Быстро оборачиваюсь. Ваня копошится в своём рюкзаке.
— Тебе лучше помолиться за то, что я всё-таки положил запасную пару.
— Я в Бога не верю, — бросаю я. — Но вот проверить, что там, — добавляю шёпотом, — стоит.
Осторожно приближаюсь к дому, прижимаюсь щекой к двери. Вроде, тишина. Перехватываю меч одной рукой, второй берусь за металлическую ручку. Приоткрываю дверь, заглядываю внутрь. Сразу с порога: справа — кухня, слева — гостиная с камином и небольшим цветастым диваном. Всё в копоти. Кое-что до сих пор искрит от не затухшего огня.
Собрав всю силу воли в кулак, крепко обхватив рукоять меча и выдохнув, я прохожу дальше.
Первый этаж пуст: ни трупов, ни останков, ни живых, поэтому я поднимаюсь по каменным ступенькам на второй. Там две спальни, одна из них детская. Ещё ванная комната, совместная с туалетом. Все вещи похожи на наши: и мебель, и одежда, и различные атрибуты — и всё же есть какое-то отличие. Возможно, в мелочах, вроде необычного орнамента или материалов, из которых сделан тот или иной предмет. Захожу в ванную, упираю меч в стену, включаю воду. Кран тут только один, а вода — лишь холодная. Быстро мою руки, споласкиваю лицо. А когда тянусь за полотенцем, чувствую чью-то крепкую хватку на своём плече.

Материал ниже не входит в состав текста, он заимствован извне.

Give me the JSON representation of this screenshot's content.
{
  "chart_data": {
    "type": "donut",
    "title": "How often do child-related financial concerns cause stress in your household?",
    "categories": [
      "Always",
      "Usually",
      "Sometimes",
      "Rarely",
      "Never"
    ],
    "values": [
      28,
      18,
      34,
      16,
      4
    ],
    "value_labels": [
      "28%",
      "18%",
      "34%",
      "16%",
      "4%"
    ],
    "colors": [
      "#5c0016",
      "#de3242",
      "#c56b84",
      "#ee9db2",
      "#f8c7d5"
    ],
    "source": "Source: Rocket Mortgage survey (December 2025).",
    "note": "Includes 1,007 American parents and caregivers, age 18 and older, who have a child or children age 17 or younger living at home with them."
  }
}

Секунда — и мне зажимают рот. Я чувствую вкус грязи. Хочу закричать, но получаю удар под рёбра. Перед глазами всё плывёт, но сдаваться я не собираюсь. Соображаю быстро. Ему, — а я понимаю, что это мужчина, когда слышу, как грубо и отрывисто он дышит, — со мной не получится справиться, если я буду сопротивляться. Поднимаю ноги в воздух, перенося вес тела на спину, и отталкиваюсь от края раковины. Вместе с нападающим падаем назад, в коридор, и ему, как я и рассчитывала, намного больнее, чем мне. Он воет, но не выпускает меня, однако ослабляет хватку достаточно для того, чтобы мне чуть спуститься и надавить ему локтем на живот.
— Ах ты сучка! — рычит он, впиваясь ногтями мне в шею.
Я вскрикиваю, за что тут же получаю удар по голове. Вокруг: на сиреневом потолке, на белых стенах — теперь пляшут звёзды. Я собираю в себе последние силы и пытаюсь представить, как можно извернуться, ударить незнакомца в пах, встать и убежать…
Но не успеваю воплотить свой план в жизнь, потому что мужчина внезапно перестаёт со мной бороться. Я выныриваю из его рук. Пошатываясь, встаю на ноги. И вижу, как незнакомая женщина с явным недовольством и брезгливостью на лице вытаскивает из груди моего нападавшего свой нож.
— Падаль, — произносит она грубо. Вытирает кровь с лезвия об обнажённый сгиб своего локтя. — Ненавижу, когда мальчики обижают девочек, считая, что те не дадут сдачи. А они дают, и одним ударом они поражают две цели: их яйца и их самолюбие.
Я рассматриваю лежащего навзничь. Это не человек. У него челюсть слишком сильно выпячена, а глаза неестественно большие и ввалившиеся. Щёки покрыты грубой шерстью, как и руки от плеча и до локтя. Ногти, которые вцепились в моё плечо, оказываются загнутыми вовнутрь желтоватыми когтями. Я касаюсь своей шеи и вляпываюсь во что-то мокрое. Смотрю на пальцы. Кровь вперемешку с зелёной жижей.